Además de proteger la vida marina, estos ecosistemas capturan y almacenan grandes cantidades de carbono, contribuyendo a mitigar los efectos del cambio climático y convirtiéndose en una de las barreras naturales más importantes para la conservación ambiental.
Consciente de esta responsabilidad, Oceana Resort impulsa acciones permanentes para la protección de la zona costera y los hábitats marinos que lo rodean. A través de programas de conservación, jornadas de limpieza de playas, educación ambiental y el trabajo conjunto con colaboradores, huéspedes y aliados, el resort promueve una cultura de respeto y protección hacia los ecosistemas que hacen única la costa del Pacífico guatemalteco.
«Conservar los manglares significa proteger mucho más que un paisaje; significa preservar la vida marina, fortalecer la resiliencia de nuestras costas y garantizar que las futuras generaciones puedan seguir disfrutando de estos ecosistemas.
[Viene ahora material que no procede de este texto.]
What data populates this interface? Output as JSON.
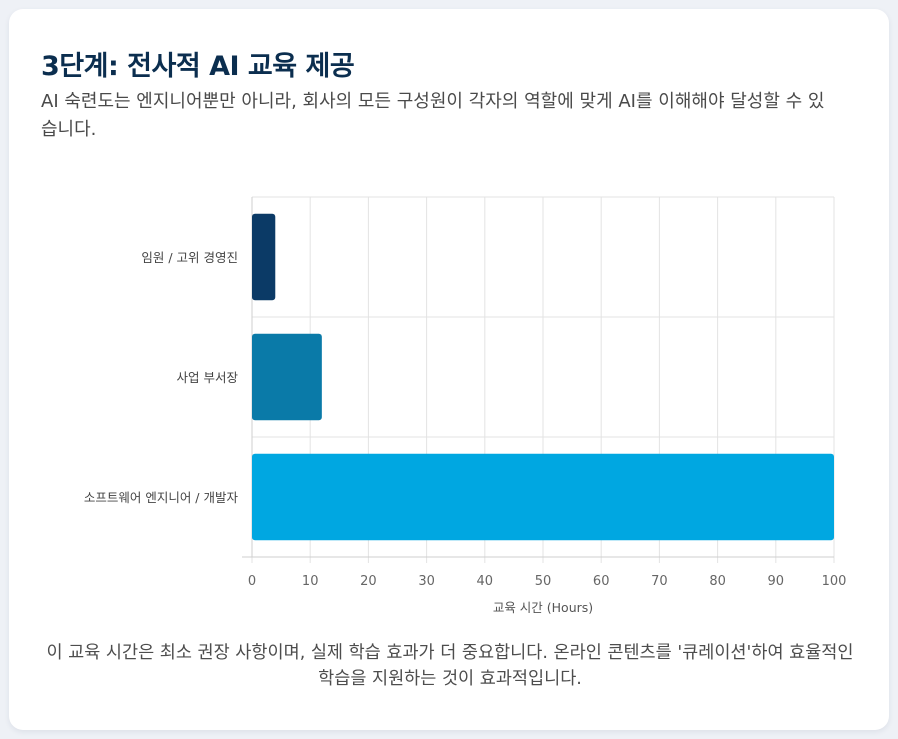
{
  "title": "3단계: 전사적 AI 교육 제공",
  "subtitle": "AI 숙련도는 엔지니어뿐만 아니라, 회사의 모든 구성원이 각자의 역할에 맞게 AI를 이해해야 달성할 수 있습니다.",
  "caption": "이 교육 시간은 최소 권장 사항이며, 실제 학습 효과가 더 중요합니다. 온라인 콘텐츠를 '큐레이션'하여 효율적인 학습을 지원하는 것이 효과적입니다.",
  "chart_data": {
    "type": "bar",
    "orientation": "horizontal",
    "categories": [
      "임원 / 고위 경영진",
      "사업 부서장",
      "소프트웨어 엔지니어 / 개발자"
    ],
    "values": [
      4,
      12,
      100
    ],
    "colors": [
      "#0b3a66",
      "#0a7aa8",
      "#00a7e1"
    ],
    "xlabel": "교육 시간 (Hours)",
    "ylabel": "",
    "xlim": [
      0,
      100
    ],
    "xticks": [
      0,
      10,
      20,
      30,
      40,
      50,
      60,
      70,
      80,
      90,
      100
    ],
    "grid": true
  }
}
En Oceana Resort entendemos que ser parte de este entorno también implica asumir el compromiso de cuidarlo», destacó Luis Meneses, Gerente General de Oceana Resort.
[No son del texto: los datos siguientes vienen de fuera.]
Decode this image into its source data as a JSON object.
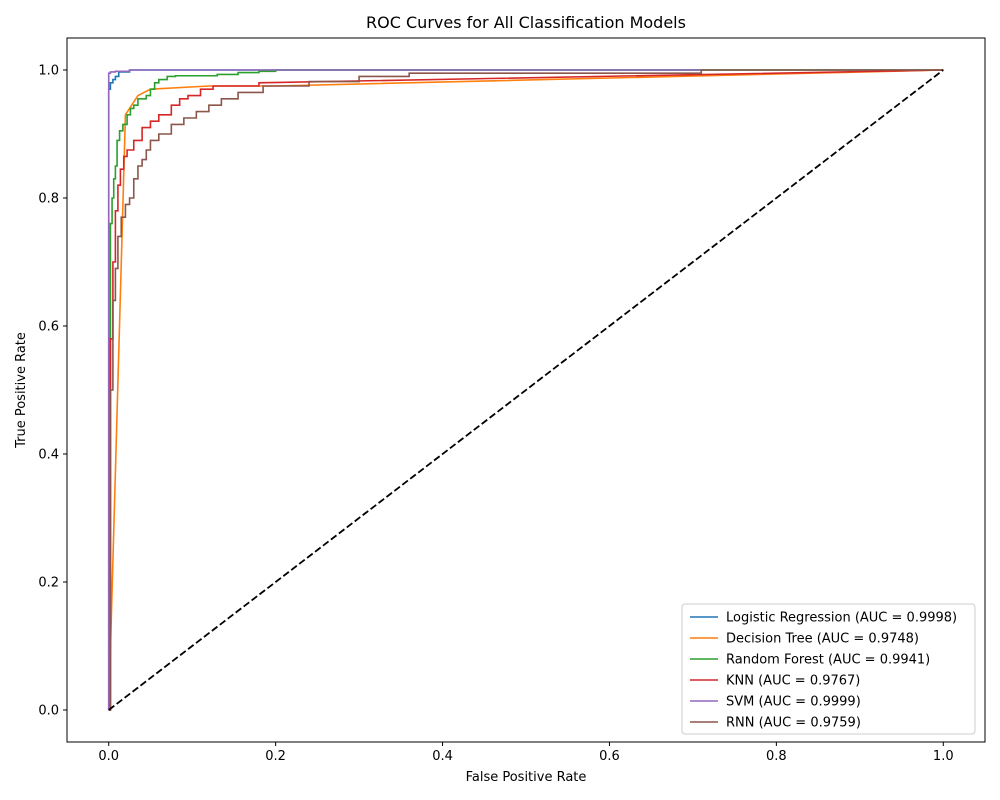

En un contexto donde la pérdida de ecosistemas costeros representa uno de los principales desafíos ambientales, Oceana Resort hace un llamado a fortalecer las acciones de conservación y a reconocer el valor de los manglares como aliados indispensables para la biodiversidad, el turismo sostenible y el bienestar de las comunidades.
Porque proteger los manglares es proteger el futuro del mar, de las costas y de todos quienes dependen de ellos.